Larry Adamson didn’t participate in sports much as a youngster, but now he’s making up for lost time as a New Jersey Senior Olympian.

The Barnegat Township resident recently participated in the senior games in Woodbridge, the town where he lived before moving to Southern Ocean County two years ago.

Adamson took a gold medal in foul shooting, hitting on 19 of his 20 attempts. He also came in second in bocce and third in field goal accuracy.

“For the basketball competitions I was in the ages 65 to 69,” he said. “Even though I was 64, my 65th birthday is in December, so I guess they figured I was close enough to that age. For bocce, I was in a group from age 50 to 69. I guess they don’t get as many bocce participants as they do for basketball.”    

He said that in field goal accuracy, competitors attempt shots from various distances and angles.

“You take shots from the foul line, top of the key and the corners,” said Adamson. “You get one point for a lay-up and five points for one from the top of the key.”

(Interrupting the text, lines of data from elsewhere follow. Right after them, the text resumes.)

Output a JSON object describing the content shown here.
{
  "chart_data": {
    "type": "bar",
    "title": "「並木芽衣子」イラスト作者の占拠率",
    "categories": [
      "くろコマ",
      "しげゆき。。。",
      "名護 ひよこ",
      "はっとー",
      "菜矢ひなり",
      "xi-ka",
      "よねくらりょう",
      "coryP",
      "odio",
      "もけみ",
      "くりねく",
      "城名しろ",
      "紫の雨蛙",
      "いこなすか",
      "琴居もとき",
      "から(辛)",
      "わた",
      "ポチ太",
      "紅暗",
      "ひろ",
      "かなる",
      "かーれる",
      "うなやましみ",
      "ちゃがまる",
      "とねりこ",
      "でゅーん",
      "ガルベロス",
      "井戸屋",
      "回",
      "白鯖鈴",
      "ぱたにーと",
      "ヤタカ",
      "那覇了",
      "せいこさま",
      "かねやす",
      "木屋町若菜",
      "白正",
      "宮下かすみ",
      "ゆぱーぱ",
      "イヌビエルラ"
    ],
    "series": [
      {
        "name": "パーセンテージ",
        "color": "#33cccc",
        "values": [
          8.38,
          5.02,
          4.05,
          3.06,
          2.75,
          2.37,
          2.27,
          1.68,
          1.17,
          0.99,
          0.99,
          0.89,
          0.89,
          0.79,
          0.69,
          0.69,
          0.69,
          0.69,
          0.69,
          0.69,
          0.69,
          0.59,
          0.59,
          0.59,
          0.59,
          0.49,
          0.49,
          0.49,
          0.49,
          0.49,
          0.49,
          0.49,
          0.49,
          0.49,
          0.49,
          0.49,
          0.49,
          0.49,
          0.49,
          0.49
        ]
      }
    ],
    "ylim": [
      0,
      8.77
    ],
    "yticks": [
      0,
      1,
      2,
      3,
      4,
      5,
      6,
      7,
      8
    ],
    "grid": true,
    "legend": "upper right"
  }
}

Adamson said he started competing in the Senior Olympics seven years ago after retiring as a guidance supervisor at Sayreville High School.

“I did not have an athletic background,” he said. “When you’re one of seven kids being raised by a single father and grandparents, you grow up fast,” he said. “You had to work and help out, so there wasn’t always a lot of time to go out and play.” 

This year marked the 31st anniversary that a group of men and women formed the National Senior Olympics Organization to promote healthly lifestyles through education, fitness and sport. The first National Senior Olympic Games was held in St. Louis in 1987 with 2,500 participants. Since then, each state has its own Senior Olympic games.

The New Jersey games offer 20 events.

“You’ve got horseshoes and miniature golf, events that you’re not going to see in the real Olympic games,” Adamson said. “But you also have fencing, swimming and racquetball, which require more physical ability. The youngest competitors are 50, but I’ve heard some Senior Olympics have had people who have reached 100.”

Adamson said he encourages others from the area to participate.

“It seems like not many know about the Senior Olympics in South Jersey,” he said. “Most of the competitors are from north or central Jersey. I’m sure there are people living here who would love to compete. It’s mostly about having fun and enjoying good competition.”